When it comes to measuring success, both of these roles have the company’s best interests in mind. However, the CEO thinks more about equity and what others think of the company, while the president works on keeping the company running on a day-to-day basis.
Looking at day-to-day work, the CEO will most likely focus the majority of their days on creating strategies for long-term company goals. They will also have meetings with shareholders and investors.
The president, on the other hand, will focus on financial management and will work on implementing the strategies created by the CEO in the best way possible. Simply put, the CEO focuses on wealth maximisation and strives for sustainability, while the president focuses on revenue maximisation and internal growth.
The CEO focuses on larger-scale operations, surrounding market shares, and overall shareholder value. On the other hand, the president concentrates on cutting costs, sales strategies, marketing plans, financial analysis, customer relations, and brand awareness.
It is far more important for the CEO to be a visionary, and someone who can see the larger picture, than a president.
Neal Taparia, a serial entrepreneur and the CEO of popular gaming and brain training platform Solitaired, explains, “CEOs should not be thinking about where the business will be one year from now.
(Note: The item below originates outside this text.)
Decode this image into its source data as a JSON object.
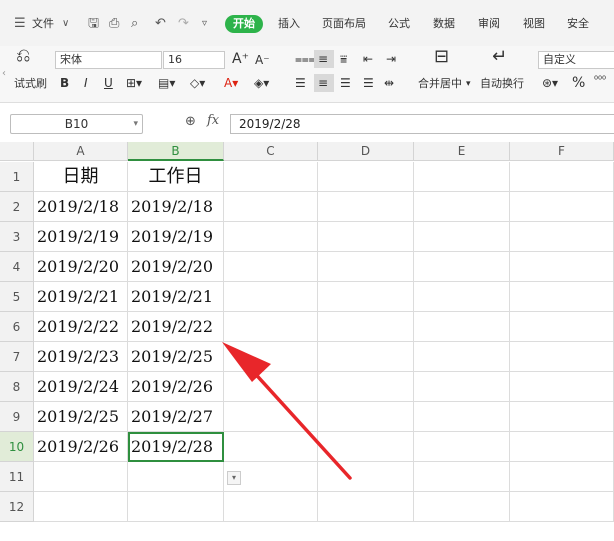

They need to think about where the business will be five years from now and steer it in that direction.”
The CEO should also be someone who is an amazing public speaker who has a lot of experience covering different fields, and a charismatic person in general.
The president doesn’t have to have these skills since they are not the face of the company and therefore do not have to give a lot of speeches or negotiate with high stakes, as a CEO does.
The CEO also has to know how to deal with defeat and coach their employees through tough times. This is something you can learn, but it mostly comes from experience.
With the fast-paced times we live in, there are no guarantees of getting these roles. That is why no one can accurately predict the path to take to become a CEO or president. However, hard work and investing in yourself will never go unnoticed.